L’élection présidentielle est d’ores et déjà
jouée avec l’élimination probable de la droite dès le premier tour. A quoi est
due cette si étrange défaite ?
Guy Mollet prétendait naguère que la droite
française est la plus bête du monde. Ce jugement semble pleinement se vérifier
avec cette élection présidentielle de 2017 déclarée imperdable pour la droite mais
qu’elle s’apprête cependant à perdre.
Il y a plusieurs façons contradictoires de
considérer ce fiasco si singulier, chacune
d’entre elles recouvrant d’ailleurs une part de vérité. Attardons-nous sur l’interprétation
de la faillite de la candidature de François Fillon en raison du « complot »

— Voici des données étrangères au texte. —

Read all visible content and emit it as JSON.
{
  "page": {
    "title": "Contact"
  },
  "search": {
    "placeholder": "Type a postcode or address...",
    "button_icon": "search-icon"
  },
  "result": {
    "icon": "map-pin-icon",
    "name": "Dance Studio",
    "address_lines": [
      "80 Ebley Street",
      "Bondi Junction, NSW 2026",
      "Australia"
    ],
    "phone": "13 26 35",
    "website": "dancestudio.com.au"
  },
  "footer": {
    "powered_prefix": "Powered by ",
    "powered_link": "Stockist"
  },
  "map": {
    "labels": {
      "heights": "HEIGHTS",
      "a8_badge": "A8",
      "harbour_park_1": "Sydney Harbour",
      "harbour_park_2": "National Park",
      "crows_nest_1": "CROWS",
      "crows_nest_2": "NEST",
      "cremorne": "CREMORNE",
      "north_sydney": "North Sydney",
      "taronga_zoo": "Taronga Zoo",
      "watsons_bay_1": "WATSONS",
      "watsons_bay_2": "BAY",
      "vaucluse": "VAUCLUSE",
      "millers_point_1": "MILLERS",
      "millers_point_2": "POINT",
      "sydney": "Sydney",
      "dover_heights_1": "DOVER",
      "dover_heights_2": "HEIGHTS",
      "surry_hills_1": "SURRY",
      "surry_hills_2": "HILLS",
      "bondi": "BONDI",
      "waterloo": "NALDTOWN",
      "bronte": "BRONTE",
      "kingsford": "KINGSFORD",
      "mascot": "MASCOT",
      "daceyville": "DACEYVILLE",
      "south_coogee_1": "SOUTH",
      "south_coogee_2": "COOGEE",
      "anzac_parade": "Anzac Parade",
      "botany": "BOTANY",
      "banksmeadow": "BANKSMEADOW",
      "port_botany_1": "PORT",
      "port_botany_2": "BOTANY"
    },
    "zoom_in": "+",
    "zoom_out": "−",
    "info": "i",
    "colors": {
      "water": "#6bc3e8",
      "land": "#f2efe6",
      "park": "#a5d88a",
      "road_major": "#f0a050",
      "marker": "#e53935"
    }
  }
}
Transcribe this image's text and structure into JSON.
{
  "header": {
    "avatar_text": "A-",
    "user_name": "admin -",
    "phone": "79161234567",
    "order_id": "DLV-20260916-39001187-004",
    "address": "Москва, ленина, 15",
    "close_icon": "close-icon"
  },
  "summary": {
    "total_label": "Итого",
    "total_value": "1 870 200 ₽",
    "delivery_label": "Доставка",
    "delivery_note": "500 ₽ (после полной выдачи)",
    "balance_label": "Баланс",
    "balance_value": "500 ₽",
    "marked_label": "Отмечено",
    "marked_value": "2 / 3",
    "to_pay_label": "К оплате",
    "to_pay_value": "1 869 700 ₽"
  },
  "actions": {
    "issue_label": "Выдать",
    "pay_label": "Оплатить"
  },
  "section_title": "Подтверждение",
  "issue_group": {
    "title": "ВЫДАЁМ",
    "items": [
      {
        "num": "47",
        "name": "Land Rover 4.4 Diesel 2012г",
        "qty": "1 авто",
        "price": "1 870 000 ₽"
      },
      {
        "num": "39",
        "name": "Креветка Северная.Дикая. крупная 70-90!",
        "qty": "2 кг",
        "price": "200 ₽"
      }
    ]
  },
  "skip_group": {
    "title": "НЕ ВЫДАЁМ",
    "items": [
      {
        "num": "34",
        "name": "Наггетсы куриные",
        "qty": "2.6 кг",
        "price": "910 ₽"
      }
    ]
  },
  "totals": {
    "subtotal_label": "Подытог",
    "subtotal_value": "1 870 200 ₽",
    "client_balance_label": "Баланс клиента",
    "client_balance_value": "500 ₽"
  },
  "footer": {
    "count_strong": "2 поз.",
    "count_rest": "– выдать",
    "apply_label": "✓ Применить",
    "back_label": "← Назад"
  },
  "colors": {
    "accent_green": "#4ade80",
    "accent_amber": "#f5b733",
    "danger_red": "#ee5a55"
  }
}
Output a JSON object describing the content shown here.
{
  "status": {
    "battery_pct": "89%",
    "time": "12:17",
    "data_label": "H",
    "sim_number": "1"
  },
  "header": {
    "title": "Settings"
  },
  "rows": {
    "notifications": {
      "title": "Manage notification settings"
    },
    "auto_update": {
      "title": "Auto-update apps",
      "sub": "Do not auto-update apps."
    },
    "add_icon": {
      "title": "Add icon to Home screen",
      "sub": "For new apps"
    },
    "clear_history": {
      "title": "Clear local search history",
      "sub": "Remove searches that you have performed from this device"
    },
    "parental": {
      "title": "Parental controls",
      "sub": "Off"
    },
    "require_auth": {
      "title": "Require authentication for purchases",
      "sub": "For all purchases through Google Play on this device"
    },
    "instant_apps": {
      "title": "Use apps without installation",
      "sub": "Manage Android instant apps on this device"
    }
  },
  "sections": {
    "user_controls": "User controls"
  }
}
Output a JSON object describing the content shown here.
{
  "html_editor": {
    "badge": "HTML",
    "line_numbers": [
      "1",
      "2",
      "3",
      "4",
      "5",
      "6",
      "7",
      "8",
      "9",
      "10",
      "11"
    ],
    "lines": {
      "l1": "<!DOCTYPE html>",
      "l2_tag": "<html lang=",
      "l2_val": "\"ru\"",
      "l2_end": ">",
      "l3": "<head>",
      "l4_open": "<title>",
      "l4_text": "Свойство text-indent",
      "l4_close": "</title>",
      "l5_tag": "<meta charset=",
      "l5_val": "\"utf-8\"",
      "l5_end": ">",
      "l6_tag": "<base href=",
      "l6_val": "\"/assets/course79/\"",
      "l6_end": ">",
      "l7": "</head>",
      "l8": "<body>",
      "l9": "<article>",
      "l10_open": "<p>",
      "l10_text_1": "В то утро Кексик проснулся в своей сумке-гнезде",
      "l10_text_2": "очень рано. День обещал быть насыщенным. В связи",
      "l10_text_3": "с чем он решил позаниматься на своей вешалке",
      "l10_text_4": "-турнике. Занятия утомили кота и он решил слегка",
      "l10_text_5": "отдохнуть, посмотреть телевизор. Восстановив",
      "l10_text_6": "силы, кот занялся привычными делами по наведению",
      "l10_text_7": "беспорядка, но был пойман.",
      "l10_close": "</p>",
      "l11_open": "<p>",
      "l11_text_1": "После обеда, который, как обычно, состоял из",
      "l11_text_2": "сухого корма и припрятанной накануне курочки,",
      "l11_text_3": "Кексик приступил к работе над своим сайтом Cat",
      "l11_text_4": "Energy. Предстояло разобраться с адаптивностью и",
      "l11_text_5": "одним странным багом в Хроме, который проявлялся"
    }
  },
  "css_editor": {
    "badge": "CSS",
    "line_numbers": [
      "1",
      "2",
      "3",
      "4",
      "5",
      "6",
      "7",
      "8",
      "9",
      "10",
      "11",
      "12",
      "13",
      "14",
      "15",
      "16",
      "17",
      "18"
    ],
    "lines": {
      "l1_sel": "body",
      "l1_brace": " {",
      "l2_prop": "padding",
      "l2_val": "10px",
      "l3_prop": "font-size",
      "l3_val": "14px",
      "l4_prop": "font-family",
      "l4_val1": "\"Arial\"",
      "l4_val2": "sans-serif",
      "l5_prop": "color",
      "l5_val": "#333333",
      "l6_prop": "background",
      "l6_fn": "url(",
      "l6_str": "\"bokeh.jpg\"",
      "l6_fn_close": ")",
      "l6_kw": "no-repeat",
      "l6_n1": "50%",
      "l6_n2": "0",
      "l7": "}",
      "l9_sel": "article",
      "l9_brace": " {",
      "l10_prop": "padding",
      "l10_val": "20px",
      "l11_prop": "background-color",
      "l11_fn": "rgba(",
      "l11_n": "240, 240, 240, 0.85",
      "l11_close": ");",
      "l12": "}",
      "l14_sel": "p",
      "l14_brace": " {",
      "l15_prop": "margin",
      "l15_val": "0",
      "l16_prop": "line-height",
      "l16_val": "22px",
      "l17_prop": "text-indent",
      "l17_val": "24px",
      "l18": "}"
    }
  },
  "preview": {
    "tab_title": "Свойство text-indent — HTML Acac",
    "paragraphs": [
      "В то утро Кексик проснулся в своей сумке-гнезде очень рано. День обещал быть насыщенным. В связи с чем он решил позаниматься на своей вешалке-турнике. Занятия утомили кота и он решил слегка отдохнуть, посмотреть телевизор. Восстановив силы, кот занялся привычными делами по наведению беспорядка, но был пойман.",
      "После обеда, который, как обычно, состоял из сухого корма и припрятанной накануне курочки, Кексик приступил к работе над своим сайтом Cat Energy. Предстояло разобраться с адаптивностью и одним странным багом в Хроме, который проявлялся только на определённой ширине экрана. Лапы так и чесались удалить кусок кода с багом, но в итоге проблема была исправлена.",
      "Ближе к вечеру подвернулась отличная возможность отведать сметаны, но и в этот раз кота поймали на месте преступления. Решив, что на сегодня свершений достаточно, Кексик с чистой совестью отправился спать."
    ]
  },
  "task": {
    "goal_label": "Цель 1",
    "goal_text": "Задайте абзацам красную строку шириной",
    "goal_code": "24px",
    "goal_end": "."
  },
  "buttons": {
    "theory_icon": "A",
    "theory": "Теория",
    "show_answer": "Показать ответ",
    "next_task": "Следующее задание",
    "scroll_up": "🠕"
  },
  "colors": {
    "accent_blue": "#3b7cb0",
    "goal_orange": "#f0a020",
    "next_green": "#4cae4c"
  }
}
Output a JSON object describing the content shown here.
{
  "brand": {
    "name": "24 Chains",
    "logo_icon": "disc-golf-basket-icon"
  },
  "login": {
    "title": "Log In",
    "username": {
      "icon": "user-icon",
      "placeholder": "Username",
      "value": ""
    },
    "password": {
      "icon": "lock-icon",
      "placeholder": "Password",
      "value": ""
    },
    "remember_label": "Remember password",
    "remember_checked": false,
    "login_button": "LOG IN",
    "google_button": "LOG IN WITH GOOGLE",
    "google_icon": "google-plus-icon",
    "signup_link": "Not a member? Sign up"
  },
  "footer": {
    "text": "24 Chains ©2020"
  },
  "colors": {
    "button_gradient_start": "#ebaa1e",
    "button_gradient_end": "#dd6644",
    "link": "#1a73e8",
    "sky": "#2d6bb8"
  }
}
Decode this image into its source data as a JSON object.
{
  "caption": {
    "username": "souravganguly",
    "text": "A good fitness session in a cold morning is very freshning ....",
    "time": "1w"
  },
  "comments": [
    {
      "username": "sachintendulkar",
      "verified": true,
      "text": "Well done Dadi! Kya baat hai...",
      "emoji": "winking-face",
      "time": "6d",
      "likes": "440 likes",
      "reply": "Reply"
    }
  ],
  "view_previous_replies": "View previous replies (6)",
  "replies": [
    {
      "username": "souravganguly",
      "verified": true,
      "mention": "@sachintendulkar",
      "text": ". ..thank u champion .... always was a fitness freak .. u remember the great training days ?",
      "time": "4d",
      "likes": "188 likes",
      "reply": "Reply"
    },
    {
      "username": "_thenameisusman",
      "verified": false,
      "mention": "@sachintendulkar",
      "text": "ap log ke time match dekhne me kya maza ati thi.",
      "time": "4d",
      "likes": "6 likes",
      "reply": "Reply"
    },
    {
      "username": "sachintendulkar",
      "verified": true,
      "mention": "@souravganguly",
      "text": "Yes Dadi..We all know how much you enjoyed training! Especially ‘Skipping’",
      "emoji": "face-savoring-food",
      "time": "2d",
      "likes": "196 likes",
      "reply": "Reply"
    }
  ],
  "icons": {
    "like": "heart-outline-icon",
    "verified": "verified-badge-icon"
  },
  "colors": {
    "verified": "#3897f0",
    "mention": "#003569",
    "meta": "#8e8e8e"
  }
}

politico-judiciaire qui aurait été dirigé contre lui. Les bonnes âmes, l’inévitable Juppé en
tête, ont été promptes à la réfuter, par réflexe ou par principe, c'est selon. Les théories complotistes, vous
comprenez, cela fait le jeu de …
Et pourtant, la thèse mérite autre chose qu’un
simple revers de main méprisant. On ne sache pas les
politiques, de gauche comme de droite, au-dessus de tout soupçon
à cet égard. Quant à la justice, il serait peut-être temps de s’affranchir de
ces poncifs éculés du genre « laissons travailler la justice » ou « je
fais confiance à la justice de mon pays ... »qu'on rabâche sous l'effet d'un psittacisme consternant.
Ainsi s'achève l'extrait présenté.